Schon geringe anatomische oder physiologische Störungen können die Funktion des Bewegungsapparates stören und Schmerzen verursachen. Muskeln, Knochen und Knorpel sind harmonisch aufeinander abgestimmt, und funktionieren reibungslos und schmerzfrei. Dieses System ist Tag und Nacht in ständiger Bewegung.
Jedwede Störung in diesem System beeinträchtigt die Schlafqualität, die Alltagsaktivität und die Teilnahme an sportlichen Aktivitäten. Damit sinkt auch die Lebensqualität und die schmerzhaften Behinderungen wirken sich negativ auf die Lebensqualität aus.
Wird eine solche akute Störung in den Bewegungssegmenten nicht behandelt, kann sich ein chronischer Schmerz ausbilden, der nicht nur als Dauerbelastung imponiert, sondern auch resistent gegen die Therapie sein kann.
In der bundesdeutschen Bevölkerung haben 40 Prozent bereits Erfahrungen mit Rückenschmerzen, 36 Prozent kennen die Problematik der Nackenschmerzen und bei 35 Prozent sind die Schultern durch den Schmerz in der freien Beweglichkeit behindert.
Die Schmerzentstehung wird von einer Gewebeläsion verursacht, der eine Verletzung oder ein anderes Trauma vorangegangen ist und auf die das Gewebe mit einer Entzündung reagiert. Dabei setzt die Zellmembran Phospholipide frei und Arachidonsäure wird über Cyclooxygenase (COX 1 und COX 2) verstoffwechselt und Prostaglandine freigesetzt. Diese sensibilisieren die Nervenendigungen sowohl in der Peripherie als auch im zentralen Nervensystem, die den Schmerzimpuls dann weiterleiten und im Gehirn als Schmerz identifizieren und interpretieren.
Der Schmerzimpuls kann aber im Rückenmark durch körpereigene Enkephaline und Endorphine abgeschwächt oder aufgehalten werden, so dass der empfundene Schmerz sich in Grenzen hält.

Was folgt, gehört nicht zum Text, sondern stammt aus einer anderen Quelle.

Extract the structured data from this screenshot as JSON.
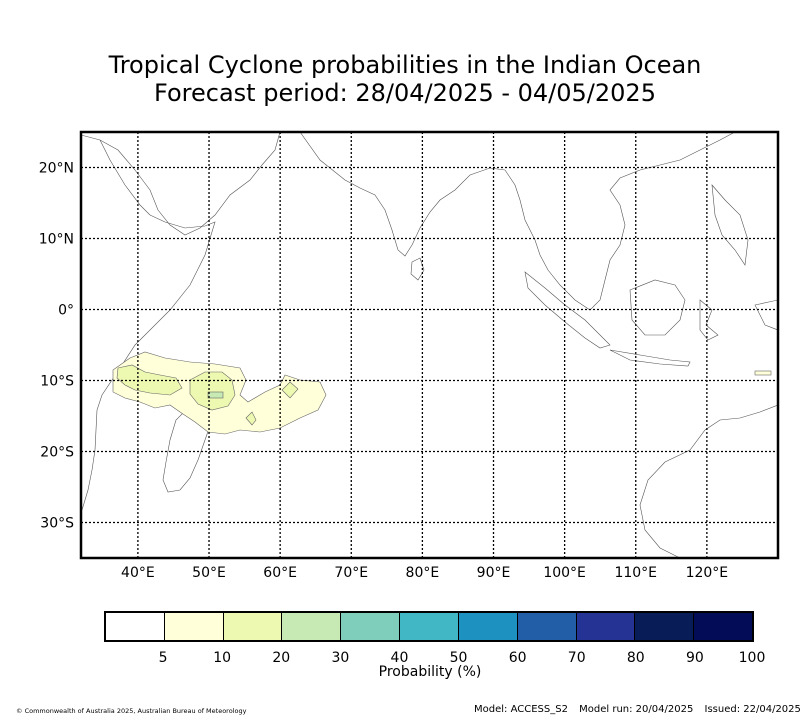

Schmerzlimitierung ist eine aktive zentralnervöse Leistung bei akut auftretenden Schmerzen. Wird der akute Schmerz nicht richtig behandelt, kann daraus eine chronische Schmerzerkrankung werden mit veränderten biochemischen oder zentralnervösen Strukturen. Dies verursacht eine Überempfindlichkeit und eine Überreaktion der Schmerzempfindung, wobei auch angrenzende Segmente in die neuroplastischen Vorgänge einbezogen werden. Es ist diesem Krankheitsprozess eigen, dass der Schmerz sich verselbstständigt und auf Areale übergreift, die überhaupt nicht am eigentlichen Schmerzgeschehen beteiligt sind.
Chronische oder chronifizierte Schmerzen sind häufig und betreffen mehr als ein Drittel der Bevölkerung. Vor allem der Rückenschmerz dominiert dieses Leiden, das auch als Fibromyalgie oder somatoformer Schmerz als Begleitung einer Depression auftreten kann. Weil damit die Lebens- und Schlafqualität erheblich eingeschränkt ist und eine psychische Komponente hinzukommt, berichten die Betroffenen oft von ständiger Müdigkeit und Erschöpfung, Fieber und Nachtschweiß können auftreten, aber auch Appetitlosigkeit und Gewichtsverlust sind Begleiterscheinungen eines chronifizierten Schmerzes.
Ob ein Schmerz als Folge einer akuten Verletzung auftritt und wirksam behandelt wird, oder ob man den Schmerz heldenhaft erträgt und sich eine chronische Schmerzerkrankung einstellt, hat der Betreffende vielfach selbst zu verantworten. Während der akute Schmerz meist direkt der auslösenden Ursache zugeordnet werden kann, geht man bei chronifiziertem Schmerz häufig den langen Marsch durch die Diagnostik. Ein Zusammenhang zwischen strukturellen oder anatomischen Veränderungen und dem Schmerz wird kaum mehr erkennbar, und alle Möglichkeiten der modernen Medizintechnik oder radiologischen Diagnostik werden ausgeschöpft, um dem Leiden auf den Grund zu gehen.
Es ist daher immer vorteilhaft, den akuten Schmerz zu behandeln als so lange zu warten, bis der Schmerz sich verselbstständigt, chronifiziert und dann kaum noch richtig zugeordnet, geschweige denn behandelt werden kann.